Step 3 : Optionally, Remove Old ZeroTier-One Data on the Donor Host:

• If you still intend to use ZeroTier-One on the donor host with a fresh identity, it's necessary to remove the /var/lib/zerotier-one directory so that the process can create a new one. Keep in mind that this will reset the identity of the donor host.
• To remove the old ZeroTier-One data directory on the donor host, run the following command:

sudo rm -rf /var/lib/zerotier-one        

• After removing the data directory, you can start ZeroTier-One on the donor host, and it will create a new identity:

sudo systemctl enable --now zerotier-one        

If you start a new identity of ZeroTier-One on the donor host, it will function as a separate and isolated controller from the one on the recipient host.

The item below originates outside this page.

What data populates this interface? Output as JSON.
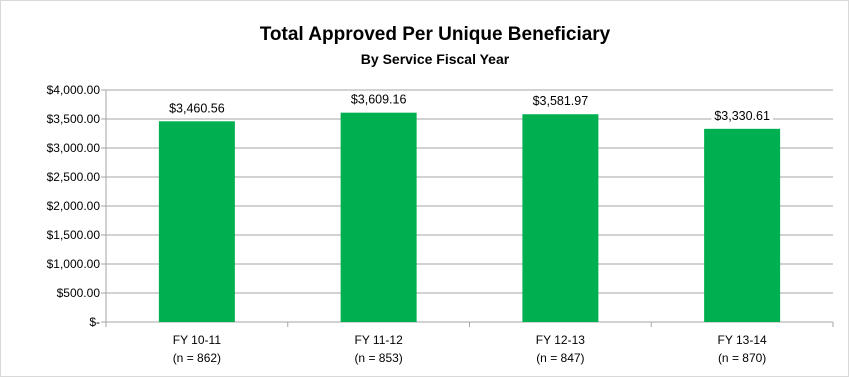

Congratulations! You have successfully migrated the ZeroTier-One controller identity and the ztncui data to the Recipient host. The services should now be accessible through the web interface, and your ZeroTier networks should be fully operational on the new host. Remember to double-check and verify all steps in the migration process before making any changes. Regularly back up critical data and configurations to ensure smooth transitions and avoid data loss during the migration process.

This guide is published under the Creative Commons Attribution-ShareAlike 4.0 International License (CC BY-SA 4.0).